Practicing these tips and following an action plan for twenty one to twenty eight days will make it a habit for you. Once you do this automatically your sales will increase and day-to-day communication with everyone will improve.
Regardless of how well you know someone, show them you really care, actively listen "Really Listen" to what they say each time you talk to them. Source: Billy Williams, President of People Development Company, Silver City, NC.
You can't let praise or criticism get to you. It's a weakness to get caught up in either one.
- John Wooden
The most important single ingredient in the formula of success is knowing how to get along with people.
- Theodore Roosevelt
|Tips & Techniques For Dealing With Overtly Angry Behavior |
| 1. When an employee expresses anger, deal with it as soon as possible. That doesn't mean in two weeks! By showing a desire to make time to discuss the situation, you are showing that you are concerned, and value the employee and his or her perceptions and feelings.
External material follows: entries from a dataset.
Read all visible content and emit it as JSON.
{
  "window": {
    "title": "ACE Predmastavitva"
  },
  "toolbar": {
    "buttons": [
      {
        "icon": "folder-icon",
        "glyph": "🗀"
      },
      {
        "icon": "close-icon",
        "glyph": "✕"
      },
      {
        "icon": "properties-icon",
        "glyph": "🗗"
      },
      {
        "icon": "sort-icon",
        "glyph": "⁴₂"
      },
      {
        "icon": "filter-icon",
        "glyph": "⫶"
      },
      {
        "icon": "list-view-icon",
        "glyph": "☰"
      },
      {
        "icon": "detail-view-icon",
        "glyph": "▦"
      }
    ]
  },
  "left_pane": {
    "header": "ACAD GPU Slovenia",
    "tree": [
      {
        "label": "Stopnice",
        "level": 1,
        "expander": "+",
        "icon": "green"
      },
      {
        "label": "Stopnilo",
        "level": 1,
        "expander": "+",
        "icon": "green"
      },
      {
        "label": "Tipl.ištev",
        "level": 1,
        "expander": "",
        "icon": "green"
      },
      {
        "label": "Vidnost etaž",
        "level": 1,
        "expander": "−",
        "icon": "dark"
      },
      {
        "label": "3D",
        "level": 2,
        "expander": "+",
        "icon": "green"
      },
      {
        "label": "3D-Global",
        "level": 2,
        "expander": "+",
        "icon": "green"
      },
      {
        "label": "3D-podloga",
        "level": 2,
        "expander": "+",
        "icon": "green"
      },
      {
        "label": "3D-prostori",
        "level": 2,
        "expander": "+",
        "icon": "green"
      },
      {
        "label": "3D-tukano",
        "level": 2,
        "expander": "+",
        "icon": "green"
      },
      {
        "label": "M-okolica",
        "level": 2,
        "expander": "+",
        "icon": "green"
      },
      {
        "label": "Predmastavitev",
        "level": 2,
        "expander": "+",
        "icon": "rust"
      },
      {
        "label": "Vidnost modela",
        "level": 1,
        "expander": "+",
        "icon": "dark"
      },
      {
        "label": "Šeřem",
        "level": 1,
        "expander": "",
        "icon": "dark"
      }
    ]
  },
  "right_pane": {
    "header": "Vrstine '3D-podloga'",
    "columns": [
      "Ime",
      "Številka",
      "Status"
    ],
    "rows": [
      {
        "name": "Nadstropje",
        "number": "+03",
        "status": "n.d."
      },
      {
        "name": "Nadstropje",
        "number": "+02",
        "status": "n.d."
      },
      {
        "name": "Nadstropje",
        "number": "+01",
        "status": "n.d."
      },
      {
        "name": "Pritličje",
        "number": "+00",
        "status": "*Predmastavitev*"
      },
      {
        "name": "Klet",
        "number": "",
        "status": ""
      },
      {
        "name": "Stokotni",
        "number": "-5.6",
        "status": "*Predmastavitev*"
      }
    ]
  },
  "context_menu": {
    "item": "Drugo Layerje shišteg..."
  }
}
Many performance problems reach crisis proportions as a result of delay in dealing with anger. |
2. Certain situations require privacy for discussion since some people will be unwilling to air their feelings at a public staff meeting. However, if anger is expressed in a staff meeting, you can develop a positive climate in the organization by dealing effectively with it in public. One technique is to ask the angry employee whether they would like to discuss it now, or prefer to talk about it privately. Let them call the shot. 3. Always allow the employee to talk. Don't interrupt. If they are hesitant to talk, encourage them by using a concerned, non-defensive tone and manner, and gently use questions. For example:
"You seem a bit upset. I would like to help even if you are angry at me. What's up?"
4. If an employee refuses to talk about what's bothering them, consider adjourning by saying:
"I can understand that you are hesitant to talk about this, but we would probably both be better off if we got it out in the open. Let's leave it for a few days and come back to it" Then follow up on the conversation.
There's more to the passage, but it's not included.